How committed are you to improving your health, stamina, and overall well-being? What steps will you take in the next moment, hour, or day to get on the road to good health?
Remember, poor overall health can attract other problems and even shorten your life expectancy. Every thought you think, every act you do to achieve good health can bring huge health benefits and, in some cases, extend longevity.
Andrew Weil, M.D., a leading expert on integrative medicine and author of a plethora of books about health, believes good health is primarily in the hands of the individual. Like other health practitioners, he advises people to reduce stress (try breathing exercises, for example), eat right (consume lots of fruits and vegetables while reducing the intake of red meat), quit smoking, and engage in regular physical activity (take up walking). But he asserts that maintaining a healthy mind is equally important.

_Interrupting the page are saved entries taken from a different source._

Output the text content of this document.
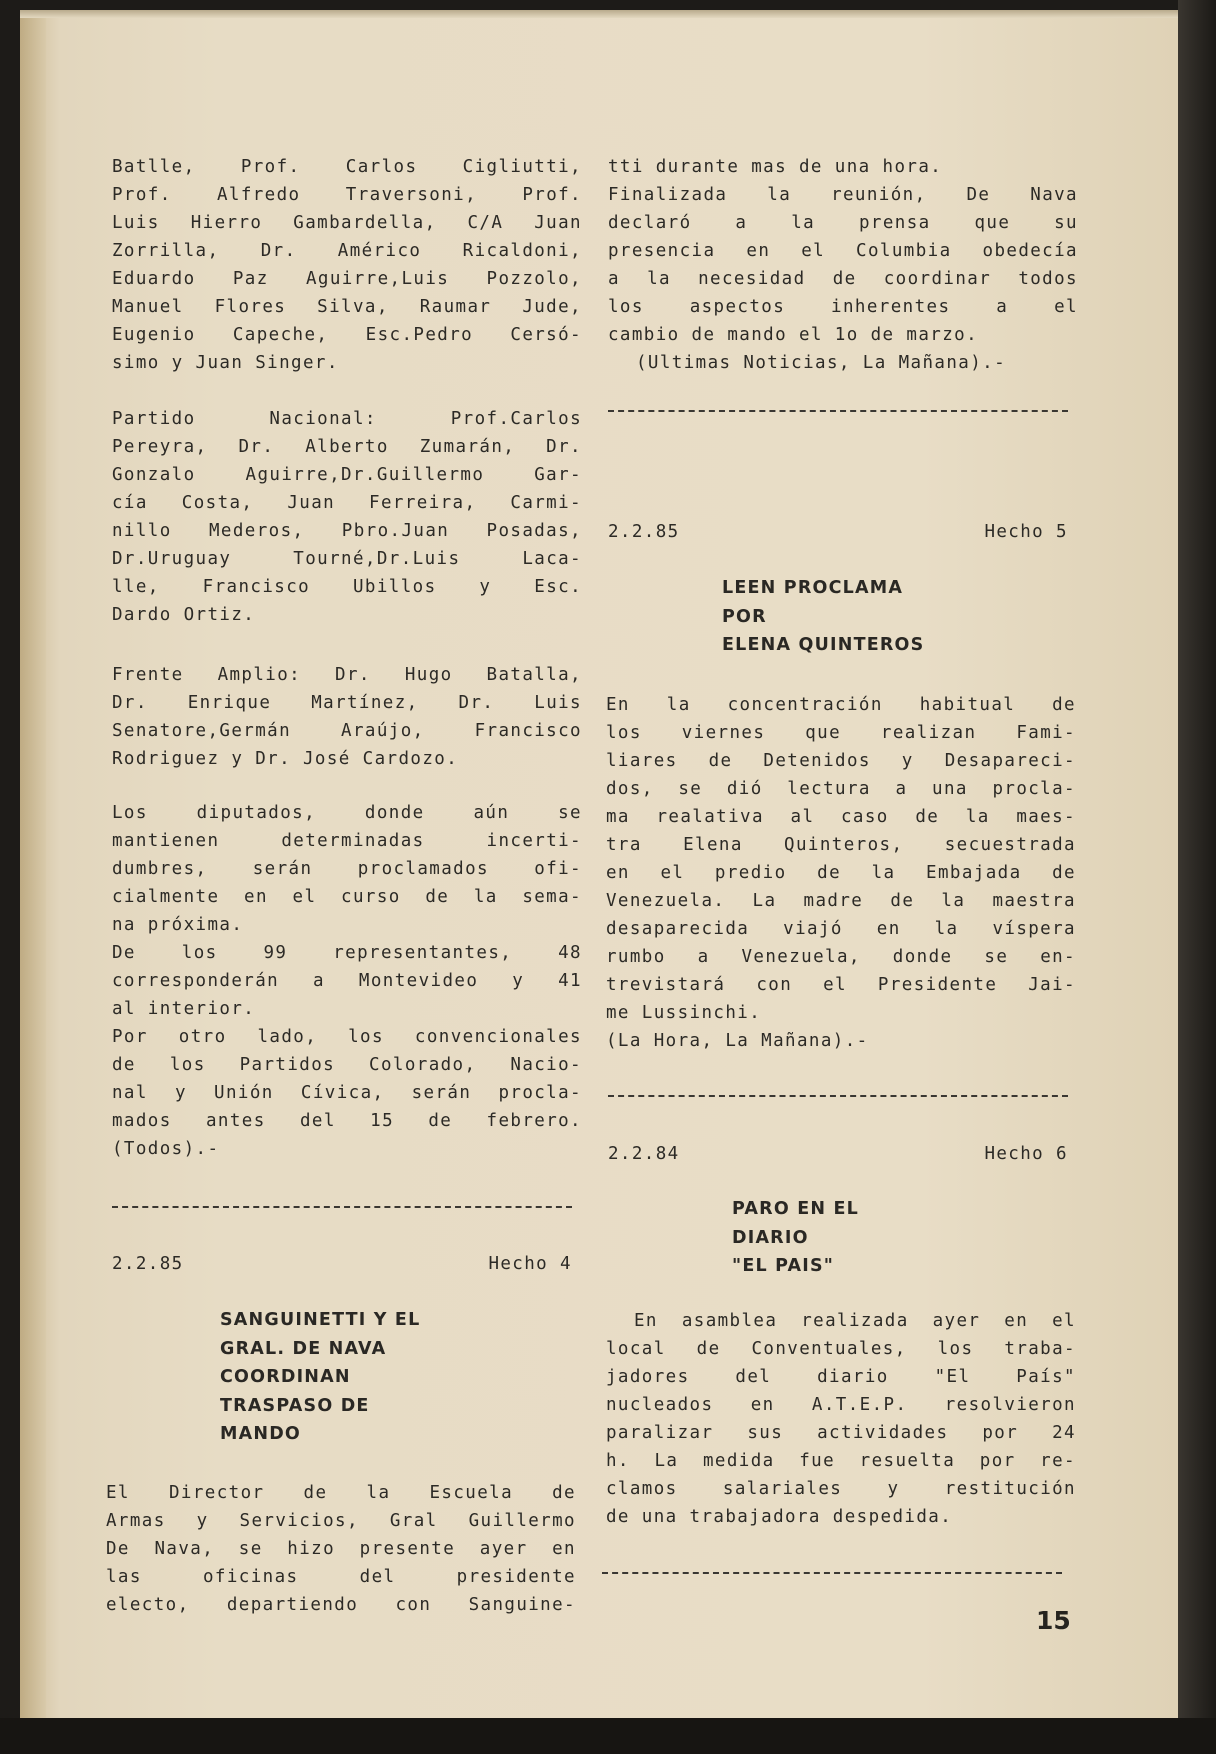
Batlle, Prof. Carlos Cigliutti,

Prof. Alfredo Traversoni, Prof.

Luis Hierro Gambardella, C/A Juan

Zorrilla, Dr. Américo Ricaldoni,

Eduardo Paz Aguirre,Luis Pozzolo,

Manuel Flores Silva, Raumar Jude,

Eugenio Capeche, Esc.Pedro Cersó-

simo y Juan Singer.

Partido Nacional: Prof.Carlos

Pereyra, Dr. Alberto Zumarán, Dr.

Gonzalo Aguirre,Dr.Guillermo Gar-

cía Costa, Juan Ferreira, Carmi-

nillo Mederos, Pbro.Juan Posadas,

Dr.Uruguay Tourné,Dr.Luis Laca-

lle, Francisco Ubillos y Esc.

Dardo Ortiz.

Frente Amplio: Dr. Hugo Batalla,

Dr. Enrique Martínez, Dr. Luis

Senatore,Germán Araújo, Francisco

Rodriguez y Dr. José Cardozo.

Los diputados, donde aún se

mantienen determinadas incerti-

dumbres, serán proclamados ofi-

cialmente en el curso de la sema-

na próxima.

De los 99 representantes, 48

corresponderán a Montevideo y 41

al interior.

Por otro lado, los convencionales

de los Partidos Colorado, Nacio-

nal y Unión Cívica, serán procla-

mados antes del 15 de febrero.

(Todos).-

2.2.85	Hecho 4
SANGUINETTI Y EL
GRAL. DE NAVA
COORDINAN
TRASPASO DE
MANDO

El Director de la Escuela de

Armas y Servicios, Gral Guillermo

De Nava, se hizo presente ayer en

las oficinas del presidente

electo, departiendo con Sanguine-

tti durante mas de una hora.

Finalizada la reunión, De Nava

declaró a la prensa que su

presencia en el Columbia obedecía

a la necesidad de coordinar todos

los aspectos inherentes a el

cambio de mando el 1o de marzo.

(Ultimas Noticias, La Mañana).-

2.2.85	Hecho 5
LEEN PROCLAMA
POR
ELENA QUINTEROS

En la concentración habitual de

los viernes que realizan Fami-

liares de Detenidos y Desapareci-

dos, se dió lectura a una procla-

ma realativa al caso de la maes-

tra Elena Quinteros, secuestrada

en el predio de la Embajada de

Venezuela. La madre de la maestra

desaparecida viajó en la víspera

rumbo a Venezuela, donde se en-

trevistará con el Presidente Jai-

me Lussinchi.

(La Hora, La Mañana).-

2.2.84	Hecho 6
PARO EN EL
DIARIO
"EL PAIS"

En asamblea realizada ayer en el

local de Conventuales, los traba-

jadores del diario "El País"

nucleados en A.T.E.P. resolvieron

paralizar sus actividades por 24

h. La medida fue resuelta por re-

clamos salariales y restitución

de una trabajadora despedida.

15
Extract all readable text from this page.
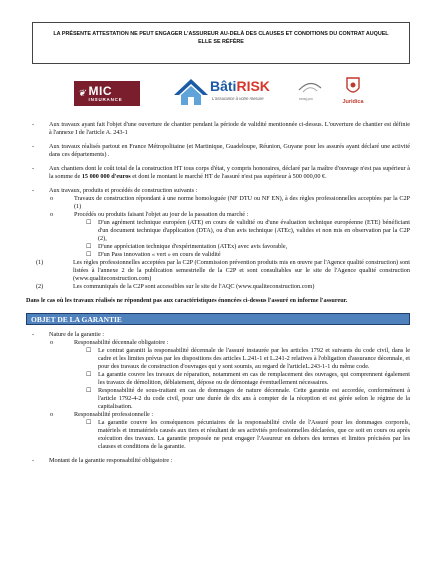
LA PRÉSENTE ATTESTATION NE PEUT ENGAGER L'ASSUREUR AU-DELÀ DES CLAUSES ET CONDITIONS DU CONTRAT AUQUEL ELLE SE RÉFÈRE
❦ MIC
INSURANCE
BâtiRISK
L'assurance à votre mesure	smaj.pro	Juridica
- Aux travaux ayant fait l'objet d'une ouverture de chantier pendant la période de validité mentionnée ci-dessus. L'ouverture de chantier est définie à l'annexe I de l'article A. 243-1
- Aux travaux réalisés partout en France Métropolitaine (et Martinique, Guadeloupe, Réunion, Guyane pour les assurés ayant déclaré une activité dans ces départements) .
- Aux chantiers dont le coût total de la construction HT tous corps d'état, y compris honoraires, déclaré par la maître d'ouvrage n'est pas supérieur à la somme de 15 000 000 d'euros et dont le montant le marché HT de l'assuré n'est pas supérieur à 500 000,00 €.
- Aux travaux, produits et procédés de construction suivants :
o	Travaux de construction répondant à une norme homologuée (NF DTU ou NF EN), à des règles professionnelles acceptées par la C2P (1)
o	Procédés ou produits faisant l'objet au jour de la passation du marché :
☐ D'un agrément technique européen (ATE) en cours de validité ou d'une évaluation technique européenne (ETE) bénéficiant d'un document technique d'application (DTA), ou d'un avis technique (ATEc), valides et non mis en observation par la C2P (2),
☐ D'une appréciation technique d'expérimentation (ATEx) avec avis favorable,
☐ D'un Pass innovation « vert » en cours de validité
(1)	Les règles professionnelles acceptées par la C2P (Commission prévention produits mis en œuvre par l'Agence qualité construction) sont listées à l'annexe 2 de la publication semestrielle de la C2P et sont consultables sur le site de l'Agence qualité construction (www.qualiteconstruction.com)
(2)	Les communiqués de la C2P sont accessibles sur le site de l'AQC (www.qualiteconstruction.com)
Dans le cas où les travaux réalisés ne répondent pas aux caractéristiques énoncées ci-dessus l'assuré en informe l'assureur.
OBJET DE LA GARANTIE
- Nature de la garantie :
o	Responsabilité décennale obligatoire :
☐ Le contrat garantit la responsabilité décennale de l'assuré instaurée par les articles 1792 et suivants du code civil, dans le cadre et les limites prévus par les dispositions des articles L.241-1 et L.241-2 relatives à l'obligation d'assurance décennale, et pour des travaux de construction d'ouvrages qui y sont soumis, au regard de l'articleL.243-1-1 du même code.
☐ La garantie couvre les travaux de réparation, notamment en cas de remplacement des ouvrages, qui comprennent également les travaux de démolition, déblaiement, dépose ou de démontage éventuellement nécessaires.
☐ Responsabilité de sous-traitant en cas de dommages de nature décennale. Cette garantie est accordée, conformément à l'article 1792-4-2 du code civil, pour une durée de dix ans à compter de la réception et est gérée selon le régime de la capitalisation.
o	Responsabilité professionnelle :
☐ La garantie couvre les conséquences pécuniaires de la responsabilité civile de l'Assuré pour les dommages corporels, matériels et immatériels causés aux tiers et résultant de ses activités professionnelles déclarées, que ce soit en cours ou après exécution des travaux. La garantie proposée ne peut engager l'Assureur en dehors des termes et limites précisées par les clauses et conditions de la garantie.
- Montant de la garantie responsabilité obligatoire :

Change Your Thoughts, Improve Your Health
Mind/body medicine is also referred to as behavioral medicine. Formerly labeled fringe medicine by conservative academic and medical establishments, mind/body medicine in recent times has gained such wide public support (one recent study showed that one in three adults have used alternative therapies) that the National Institutes of Health have established the Office of Alternative Medicine.
Find ways to engage your mind in interesting endeavors. A healthy mind is an engaged mind. For example, your mind is stimulated when you endeavor to learn how to speak a new language, play a musical instrument, and do crossword or Sudoku puzzles. A healthy mind also focuses on positive rather than negative thought patterns. Perhaps you have noticed in your own life a link between periods of positive thought patterns and feelings of wellness versus negative thinking and maladies.
Tools of Healing
You can use sound healing, aromatherapy, massage, breath work, herbal and hydro therapies, and guided meditation for mind/body healing. They are techniques found in virtually every medical tradition, including the ancient health teachings of Ayurveda, and increasingly Western-trained physicians may include those therapies along with medications and other conventional treatments. People working deliberately with the Law of Attraction may gain increased benefit from such treatments because of their optimistic outlook for improving their conditions.